Integrity challenges
This paper is published under the terms and conditions in the
footnote.
This paper outlines a number of contrasting
principles related to maintaining the integrity of a system’s state.
I've tried to convey what might be called "OO" and/or "Agile" principles with my usual scepticism.
And relate them to the tension between
enterprise architecture and agile system development.
Contents
Global
integrity v. local agility
Continuous
consistency v. eventual consistency
There is
a tension between broad-scoped enterprise architecture and narrow-scoped agile
system development.
This table contrasts the two in terms of choices faced by
people throughout history (after Mark Madsen).
EA tendencies |
Agilist tendencies |
Top-down |
Bottom up |
Authority |
Anarchy |
Bureaucracy |
Autonomy |
Control |
Creativity |
Hierarchy |
Network |
Consistency |
Flexibility |
Mark Madsen says of such: “in every choice, something is
lost and something is gained.”
Usually, a compromise has to be made.
Enterprise architecture looks to standardise, integrate
and reuse systems, with a view to minimising:
·
issues arising from hand-offs between people and systems.
·
cases where systems get out of step to the point where dangerous or costly
mistakes are made.
·
elaborate and expensive compensatory processes to undo the effects
of inappropriate actions.
Agile
system development is fine in many ways.
Local
agile development tends to result in silo systems that are not standardised,
not integrated and don’t share common services and resources.
The
enterprise architect’s desire for global integrity (data quality, system
integration and reuse) guides and constrains local system development.
And this
overarching governance inhibits agility to some extent.

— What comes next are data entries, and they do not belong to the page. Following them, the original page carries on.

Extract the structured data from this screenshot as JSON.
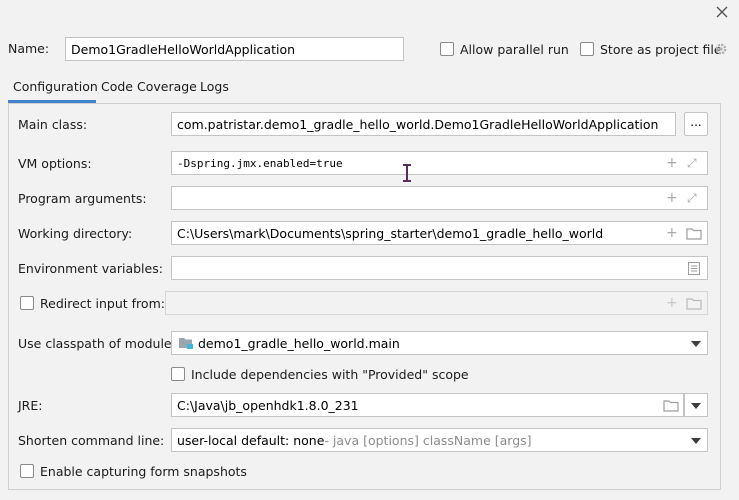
{
  "dialog": {
    "close_icon": "close-icon",
    "settings_icon": "gear-icon"
  },
  "name_row": {
    "label": "Name:",
    "value": "Demo1GradleHelloWorldApplication",
    "allow_parallel_label": "Allow parallel run",
    "store_label": "Store as project file"
  },
  "tabs": [
    {
      "label": "Configuration",
      "active": true
    },
    {
      "label": "Code Coverage",
      "active": false
    },
    {
      "label": "Logs",
      "active": false
    }
  ],
  "form": {
    "main_class": {
      "label": "Main class:",
      "value": "com.patristar.demo1_gradle_hello_world.Demo1GradleHelloWorldApplication",
      "browse_label": "..."
    },
    "vm_options": {
      "label": "VM options:",
      "value": "-Dspring.jmx.enabled=true"
    },
    "program_args": {
      "label": "Program arguments:",
      "value": ""
    },
    "working_dir": {
      "label": "Working directory:",
      "value": "C:\\Users\\mark\\Documents\\spring_starter\\demo1_gradle_hello_world"
    },
    "env_vars": {
      "label": "Environment variables:",
      "value": ""
    },
    "redirect_input": {
      "label": "Redirect input from:",
      "value": ""
    },
    "classpath": {
      "label": "Use classpath of module:",
      "value": "demo1_gradle_hello_world.main"
    },
    "include_deps": {
      "label": "Include dependencies with \"Provided\" scope"
    },
    "jre": {
      "label": "JRE:",
      "value": "C:\\Java\\jb_openhdk1.8.0_231"
    },
    "shorten_cmd": {
      "label": "Shorten command line:",
      "value": "user-local default: none",
      "hint": " - java [options] className [args]"
    },
    "capture_snapshots": {
      "label": "Enable capturing form snapshots"
    }
  },
  "colors": {
    "tab_underline": "#4083c9",
    "folder_module": "#9aa7b0",
    "text_cursor": "#5a2a5a"
  }
}
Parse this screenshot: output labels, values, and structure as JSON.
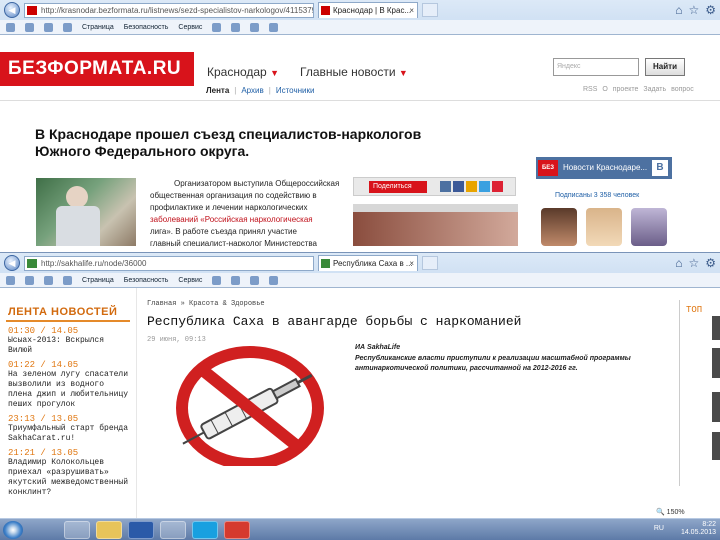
{
  "browser1": {
    "address": "http://krasnodar.bezformata.ru/listnews/sezd-specialistov-narkologov/4115379/",
    "tab_title": "Краснодар | В Крас...",
    "commands": [
      "Страница",
      "Безопасность",
      "Сервис"
    ]
  },
  "site1": {
    "logo": "БЕЗФОРМАТА.RU",
    "city": "Краснодар",
    "main_news": "Главные новости",
    "search_placeholder": "Яндекс",
    "search_button": "Найти",
    "subnav": [
      "Лента",
      "Архив",
      "Источники"
    ],
    "top_links": [
      "RSS",
      "О проекте",
      "Задать вопрос"
    ],
    "headline": "В Краснодаре прошел съезд специалистов-наркологов Южного Федерального округа.",
    "body_lines": [
      "Организатором выступила Общероссийская",
      "общественная организация по содействию в",
      "профилактике и лечении наркологических",
      "заболеваний «Российская наркологическая",
      "лига». В работе съезда принял участие",
      "главный специалист-нарколог Министерства"
    ],
    "share_label": "Поделиться",
    "vk_widget_title": "Новости Краснодаре...",
    "vk_logo_small": "БЕЗ",
    "vk_letter": "В",
    "subscribers": "Подписаны 3 358 человек"
  },
  "browser2": {
    "address": "http://sakhalife.ru/node/36000",
    "tab_title": "Республика Саха в ...",
    "commands": [
      "Страница",
      "Безопасность",
      "Сервис"
    ]
  },
  "site2": {
    "feed_title": "ЛЕНТА НОВОСТЕЙ",
    "feed": [
      {
        "time": "01:30 / 14.05",
        "text": "Ысыах-2013: Вскрылся Вилюй"
      },
      {
        "time": "01:22 / 14.05",
        "text": "На зеленом лугу спасатели вызволили из водного плена джип и любительницу пеших прогулок"
      },
      {
        "time": "23:13 / 13.05",
        "text": "Триумфальный старт бренда SakhaCarat.ru!"
      },
      {
        "time": "21:21 / 13.05",
        "text": "Владимир Колокольцев приехал «разрушивать» якутский межведомственный конклинт?"
      }
    ],
    "breadcrumbs": "Главная » Красота & Здоровье",
    "headline": "Республика Саха в авангарде борьбы с наркоманией",
    "date": "29 июня, 09:13",
    "source": "ИА SakhaLife",
    "lead": "Республиканские власти приступили к реализации масштабной программы антинаркотической политики, рассчитанной на 2012-2016 гг.",
    "right_title": "ТОП"
  },
  "status": {
    "zoom": "150%"
  },
  "taskbar": {
    "time": "8:22",
    "date": "14.05.2013",
    "lang": "RU"
  },
  "colors": {
    "brand_red": "#d8131b",
    "feed_orange": "#e07813",
    "vk_blue": "#4d71a1",
    "link_blue": "#1f5fa6"
  }
}
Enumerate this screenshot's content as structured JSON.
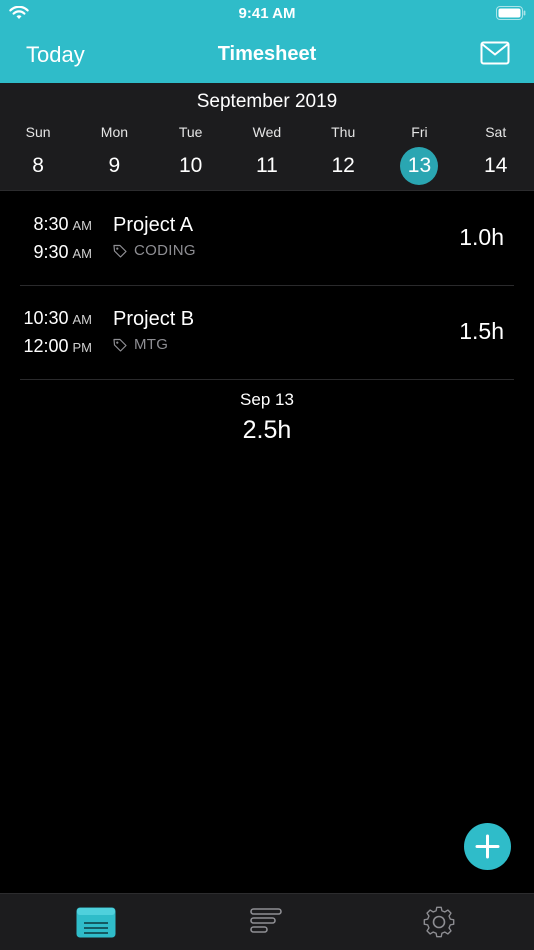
{
  "status_bar": {
    "time": "9:41 AM",
    "wifi_icon": "wifi-icon",
    "battery_icon": "battery-icon"
  },
  "nav": {
    "left_label": "Today",
    "title": "Timesheet",
    "right_icon": "mail-icon"
  },
  "week": {
    "month_label": "September 2019",
    "days": [
      {
        "name": "Sun",
        "num": "8"
      },
      {
        "name": "Mon",
        "num": "9"
      },
      {
        "name": "Tue",
        "num": "10"
      },
      {
        "name": "Wed",
        "num": "11"
      },
      {
        "name": "Thu",
        "num": "12"
      },
      {
        "name": "Fri",
        "num": "13",
        "selected": true
      },
      {
        "name": "Sat",
        "num": "14"
      }
    ]
  },
  "entries": [
    {
      "start": "8:30",
      "start_ampm": "AM",
      "end": "9:30",
      "end_ampm": "AM",
      "project": "Project A",
      "tag": "CODING",
      "duration": "1.0h"
    },
    {
      "start": "10:30",
      "start_ampm": "AM",
      "end": "12:00",
      "end_ampm": "PM",
      "project": "Project B",
      "tag": "MTG",
      "duration": "1.5h"
    }
  ],
  "summary": {
    "date": "Sep 13",
    "total": "2.5h"
  },
  "fab": {
    "icon": "plus-icon"
  },
  "tabs": [
    {
      "icon": "timesheet-icon",
      "active": true
    },
    {
      "icon": "reports-icon"
    },
    {
      "icon": "settings-gear-icon"
    }
  ],
  "colors": {
    "accent": "#2fbcc9",
    "selected_day": "#2aa6b2",
    "background": "#000000",
    "panel": "#1c1c1e",
    "tag_gray": "#8e8e93"
  }
}
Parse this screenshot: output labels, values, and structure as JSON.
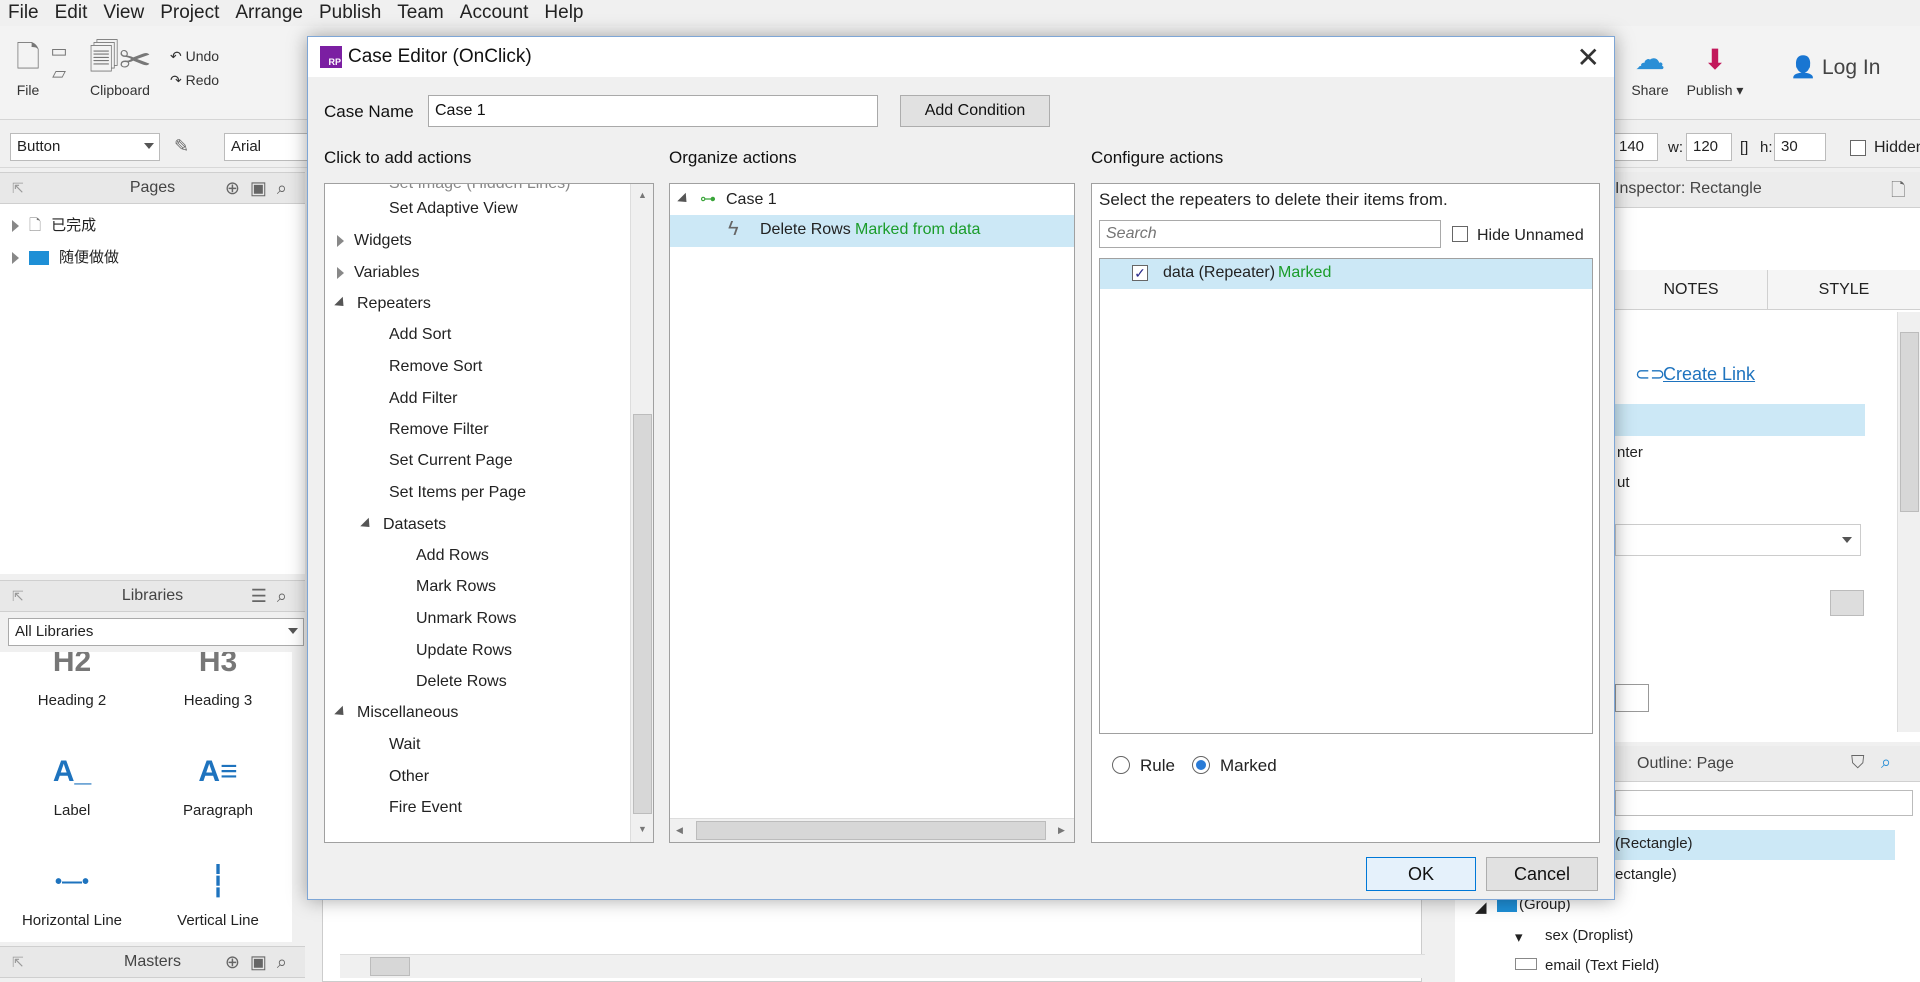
{
  "menu": [
    "File",
    "Edit",
    "View",
    "Project",
    "Arrange",
    "Publish",
    "Team",
    "Account",
    "Help"
  ],
  "toolbar": {
    "file_label": "File",
    "clipboard_label": "Clipboard",
    "undo_label": "Undo",
    "redo_label": "Redo",
    "share_label": "Share",
    "publish_label": "Publish ▾",
    "login_label": "Log In"
  },
  "format_bar": {
    "widget_type": "Button",
    "font": "Arial",
    "x_value": "140",
    "w_label": "w:",
    "w_value": "120",
    "h_label": "h:",
    "h_value": "30",
    "hidden_label": "Hidden"
  },
  "pages_panel": {
    "title": "Pages",
    "items": [
      "已完成",
      "随便做做"
    ]
  },
  "libraries_panel": {
    "title": "Libraries",
    "selected_library": "All Libraries",
    "items": [
      {
        "label": "Heading 2",
        "glyph": "H2"
      },
      {
        "label": "Heading 3",
        "glyph": "H3"
      },
      {
        "label": "Label",
        "glyph": "A_"
      },
      {
        "label": "Paragraph",
        "glyph": "A≡"
      },
      {
        "label": "Horizontal Line",
        "glyph": "•—•"
      },
      {
        "label": "Vertical Line",
        "glyph": "┆"
      }
    ]
  },
  "masters_panel": {
    "title": "Masters"
  },
  "inspector": {
    "title": "Inspector: Rectangle",
    "tab_notes": "NOTES",
    "tab_style": "STYLE",
    "create_link": "Create Link",
    "partial_1": "nter",
    "partial_2": "ut"
  },
  "outline": {
    "title": "Outline: Page",
    "items": [
      "(Rectangle)",
      "ectangle)",
      "(Group)",
      "sex (Droplist)",
      "email (Text Field)"
    ]
  },
  "dialog": {
    "title": "Case Editor (OnClick)",
    "case_name_label": "Case Name",
    "case_name_value": "Case 1",
    "add_condition_label": "Add Condition",
    "add_actions_title": "Click to add actions",
    "organize_title": "Organize actions",
    "configure_title": "Configure actions",
    "actions": [
      {
        "label": "Set Adaptive View",
        "level": 2,
        "kind": "leaf"
      },
      {
        "label": "Widgets",
        "level": 1,
        "kind": "collapsed"
      },
      {
        "label": "Variables",
        "level": 1,
        "kind": "collapsed"
      },
      {
        "label": "Repeaters",
        "level": 1,
        "kind": "expanded"
      },
      {
        "label": "Add Sort",
        "level": 2,
        "kind": "leaf"
      },
      {
        "label": "Remove Sort",
        "level": 2,
        "kind": "leaf"
      },
      {
        "label": "Add Filter",
        "level": 2,
        "kind": "leaf"
      },
      {
        "label": "Remove Filter",
        "level": 2,
        "kind": "leaf"
      },
      {
        "label": "Set Current Page",
        "level": 2,
        "kind": "leaf"
      },
      {
        "label": "Set Items per Page",
        "level": 2,
        "kind": "leaf"
      },
      {
        "label": "Datasets",
        "level": 2,
        "kind": "expanded"
      },
      {
        "label": "Add Rows",
        "level": 3,
        "kind": "leaf"
      },
      {
        "label": "Mark Rows",
        "level": 3,
        "kind": "leaf"
      },
      {
        "label": "Unmark Rows",
        "level": 3,
        "kind": "leaf"
      },
      {
        "label": "Update Rows",
        "level": 3,
        "kind": "leaf"
      },
      {
        "label": "Delete Rows",
        "level": 3,
        "kind": "leaf"
      },
      {
        "label": "Miscellaneous",
        "level": 1,
        "kind": "expanded"
      },
      {
        "label": "Wait",
        "level": 2,
        "kind": "leaf"
      },
      {
        "label": "Other",
        "level": 2,
        "kind": "leaf"
      },
      {
        "label": "Fire Event",
        "level": 2,
        "kind": "leaf"
      }
    ],
    "organize": {
      "case_label": "Case 1",
      "action_name": "Delete Rows",
      "action_detail": "Marked from data"
    },
    "configure": {
      "instruction": "Select the repeaters to delete their items from.",
      "search_placeholder": "Search",
      "hide_unnamed_label": "Hide Unnamed",
      "repeater_name": "data (Repeater)",
      "repeater_status": "Marked",
      "repeater_checked": true,
      "rule_label": "Rule",
      "marked_label": "Marked",
      "selected_mode": "Marked"
    },
    "ok_label": "OK",
    "cancel_label": "Cancel"
  }
}
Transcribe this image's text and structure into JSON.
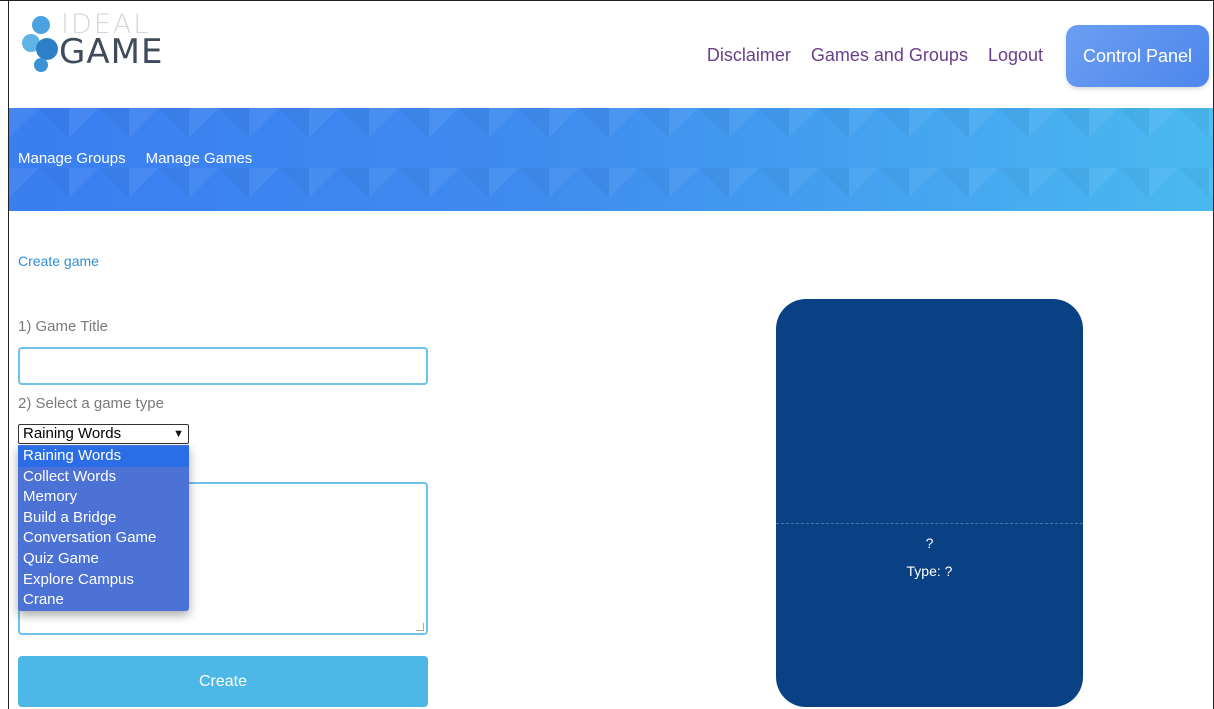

All kinds of data replication create the possibility that data (stored or copied in
different places) becomes inconsistent.
When and
how to detect inconsistency, when and how to restore consistency, are among the
essential challenges of enterprise architecture.
Continuous consistency
One ambition of enterprise architecture is to eliminate
issues arising from inconsistent data sources.
Ideally,
all related data is updated together, inconsistencies are not allowed.
In
practice, this requires all related data to be closely located, ideally within
one database.
And
updates to the stored data will be ACID transactions, or atomic state changes.
A transaction
moves the stored data from one consistent state to the next consistent state
(or else fails).
Eventually consistency
This
means that inconsistencies are allowed temporarily, and consistency is restored
later.
In
practice, temporary inconsistency is forced on a business by the enterprise
data architecture, if not by human nature.
But then,
architects have to understand how that inconsistency will affect how people
behave in business processes.
The way humans behave is naturally asynchronous.
A person never stops (frozen, unable to think) waiting
for a reply from another person.
People work in different places, based on the information
they have locally, and send messages to each other.
Even if they do want a reply to a message, they think
about or do something else while they are waiting.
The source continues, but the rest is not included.